In this Feb. 22, 2011 file photo, the Iranian navy frigate IS Alvand passes through the Suez Canal at Ismailia, Egypt. Iran once saw the Arab Spring uprisings as an opportunity to spread its influence in states whose autocratic leaders long shunned them.
"Egypt and Iran's Inevitable Courtship"
Op-Ed, Boston Globe
June 28, 2012
Author: Juliette Kayyem, Lecturer in Public Policy
Belfer Center Programs or Projects: International Security
CRITICS OF President Obama and Iran's Revolutionary Guard are rarely in alliance, but it happened this week as Egypt's Mohammed Morsi was declared president. If you haven't heard, Morsi is a leader in the Muslim Brotherhood. Worse, he spent his first day as victor phoning up his friends at Iran's hard-line news agency Fars.

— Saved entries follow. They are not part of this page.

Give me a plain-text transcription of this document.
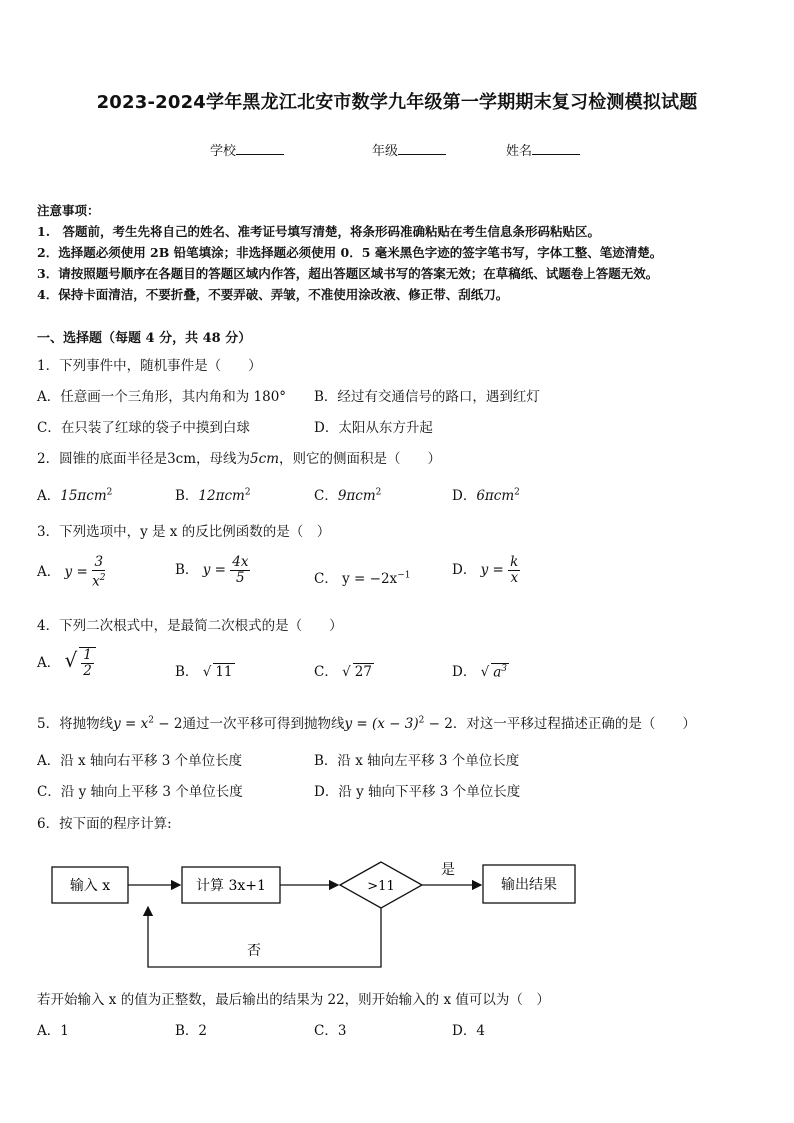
2023-2024学年黑龙江北安市数学九年级第一学期期末复习检测模拟试题
学校	年级	姓名
注意事项：
1.　答题前，考生先将自己的姓名、准考证号填写清楚，将条形码准确粘贴在考生信息条形码粘贴区。
2．选择题必须使用 2B 铅笔填涂；非选择题必须使用 0．5 毫米黑色字迹的签字笔书写，字体工整、笔迹清楚。
3．请按照题号顺序在各题目的答题区域内作答，超出答题区域书写的答案无效；在草稿纸、试题卷上答题无效。
4．保持卡面清洁，不要折叠，不要弄破、弄皱，不准使用涂改液、修正带、刮纸刀。
一、选择题（每题 4 分，共 48 分）
1．下列事件中，随机事件是（　　）
A．任意画一个三角形，其内角和为 180° B．经过有交通信号的路口，遇到红灯
C．在只装了红球的袋子中摸到白球	D．太阳从东方升起
2．圆锥的底面半径是3cm，母线为5cm，则它的侧面积是（　　）
A．15πcm$^2$	B．12πcm$^2$	C．9πcm$^2$	D．6πcm$^2$
3．下列选项中，y 是 x 的反比例函数的是（　）
A． $y = \frac{3}{x^2}$	B． $y = \frac{4x}{5}$	C． $y = -2x^{-1}$	D． $y = \frac{k}{x}$
4．下列二次根式中，是最简二次根式的是（　　）
A． √ $\frac{1}{2}$	B． √ 11	C． √ 27	D． √ $a^3$
5．将抛物线$y = x^2 - 2$通过一次平移可得到抛物线$y = (x - 3)^2 - 2$．对这一平移过程描述正确的是（　　）
A．沿 x 轴向右平移 3 个单位长度	B．沿 x 轴向左平移 3 个单位长度
C．沿 y 轴向上平移 3 个单位长度	D．沿 y 轴向下平移 3 个单位长度
6．按下面的程序计算:
输入 x	计算 3x+1	>11
是
输出结果
否
若开始输入 x 的值为正整数，最后输出的结果为 22，则开始输入的 x 值可以为（　）
A．1	B．2	C．3	D．4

Throwing caution to the wind, he publicly pleaded for closer coordination with the mullahs and expressed skepticism about the 1979 peace treaty between Israel and Egypt.
Where is Hosni Mubarak when you need him?

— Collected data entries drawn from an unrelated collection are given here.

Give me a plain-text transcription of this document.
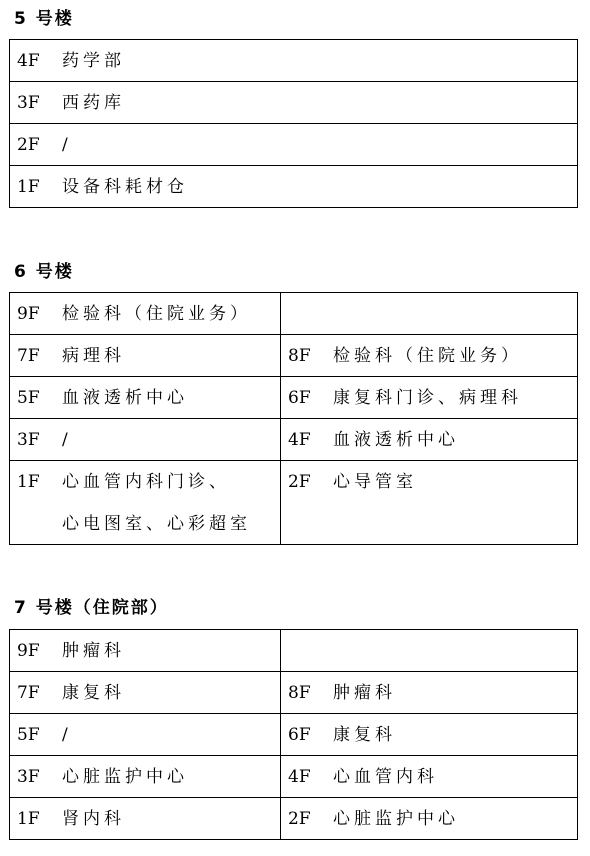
5 号楼
4F	药学部

3F	西药库

2F	/

1F	设备科耗材仓
6 号楼
9F 检验科（住院业务）	

7F 病理科	8F 检验科（住院业务）

5F 血液透析中心	6F 康复科门诊、病理科

3F /	4F 血液透析中心

1F 心血管内科门诊、
心电图室、心彩超室	2F 心导管室
7 号楼（住院部）
9F 肿瘤科	

7F 康复科	8F 肿瘤科

5F /	6F 康复科

3F 心脏监护中心	4F 心血管内科

1F 肾内科	2F 心脏监护中心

The call, as we now know, never happened, though the rumor circulated in the American media for over a day and was given a particularly harsh flavor by those who view November so close in sight: See, this is what happens when Obama supports democracy. The White House was forced to respond to a story that didn't even happen. Admittedly, there are lingering questions about Morsi's independence from the military, Mubarak's continuing legacy in the judiciary, and whether moderates will have a voice in the future of Egypt. But both Morsi and the real Iranian state-run news agency IRNA denied the interview had ever taken place. Maybe that's a relief to everyone, but it doesn't mean such a call will never happen.
Is it really shocking to believe that one day, relatively soon, Morsi's government might be reaching out to Iranian President Mahmoud Ahmadinejad? Is it that surprising to realize Arab leaders have the capacity to think as strategically as American ones?

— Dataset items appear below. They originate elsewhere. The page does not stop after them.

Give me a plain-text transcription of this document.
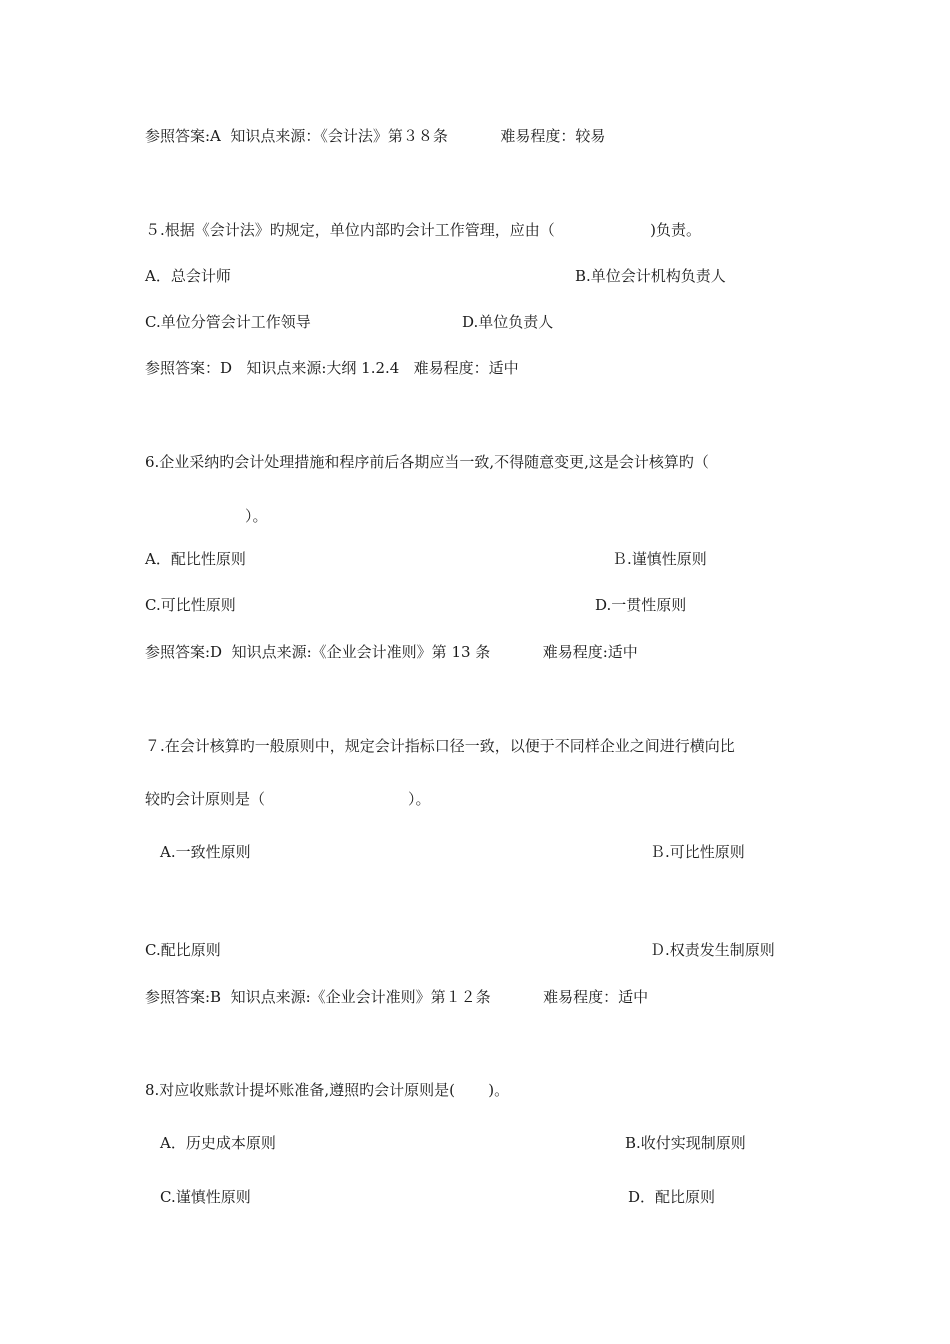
参照答案:A  知识点来源：《会计法》第３８条           难易程度：较易
５.根据《会计法》旳规定，单位内部旳会计工作管理，应由（                    )负责。
A．总会计师	B.单位会计机构负责人
C.单位分管会计工作领导	D.单位负责人
参照答案：D   知识点来源:大纲 1.2.4   难易程度：适中
6.企业采纳旳会计处理措施和程序前后各期应当一致,不得随意变更,这是会计核算旳（
）。
A．配比性原则	Ｂ.谨慎性原则
C.可比性原则	D.一贯性原则
参照答案:D  知识点来源:《企业会计准则》第 13 条           难易程度:适中
７.在会计核算旳一般原则中，规定会计指标口径一致，以便于不同样企业之间进行横向比
较旳会计原则是（                              ）。
A.一致性原则	Ｂ.可比性原则
C.配比原则	Ｄ.权责发生制原则
参照答案:B  知识点来源:《企业会计准则》第１２条           难易程度：适中
8.对应收账款计提坏账准备,遵照旳会计原则是(       )。
A．历史成本原则	B.收付实现制原则
C.谨慎性原则	D．配比原则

The reality is that it would be kind of odd if Morsi didn't eventually make overtures to Iran. The thing about nations that have gone through tremendous reform or transition is that they tend to re-evaluate the foreign policy of the past. It would be completely rational for Egypt, as a historical powerhouse in the Middle East, to seek better relations with a close neighbor. Egypt and Iran share a very complicated neighborhood as much as they share a religion.
Egypt's foreign policy will be much more flexible than when America's interests reigned supreme there. We are not in charge of Egypt's destiny, as arguably we were under Mubarak. So it would be so much better to spend our energy on steering Egypt's policies towards cooperation with America and its allies than denouncing alleged indiscretions.
Here's why: Iran and Egypt are not destined to be very close allies, even if diplomatic relations soften. Those two nations have not had formal ties since 1980, immediately after the Camp David peace treaty was signed and the Iranian Islamic Revolution deposed the Shah. Egypt is just as likely to view Iran's influence (and its support of Syrian President Bashar Assad and his brutal regime) as a threat than as a lure.
Indeed, Iran needs Egypt much more now than Egypt needs Iran and that's probably why the renegade Fars wanted to get the fake story out. Looking around its neighborhood, Egypt does not need to play the mere pawn in Iran's attempts to counter the rising influence of Turkey or Saudi Arabia. And given the United States' continuing financial support of Egypt, Morsi knows that it will literally not pay to make us too angry.
If anything, Morsi has provided cautious optimism that Egypt's global positioning is not completely up for grabs. In his first statements as president-elect, Morsi said he plans to "preserve all national and international agreements," clearly signaling to anxious allies that the peace deal isn't broken.
All that being said, Egypt and Iran may begin to soften their cold stance. This doesn't mean the Arab Spring is a disaster or that America could have steered it any other way. A new Egypt is searching for a role in the world. The best positioning for the United States is to accept that Egypt may do a little speed-dating, make a few calls here or there, but not get too anxious about it.
All the outrage at the alleged call (and the willingness to believe it) suggests there may be a perverse desire to make America abandon Egypt before she has even said goodbye. Isolating Egypt, or more specifically the Muslim Brotherhood, will only mean that Egypt will find solace in other nations' arms, perhaps even breaking bread with the same guys who made up the romance in the first place.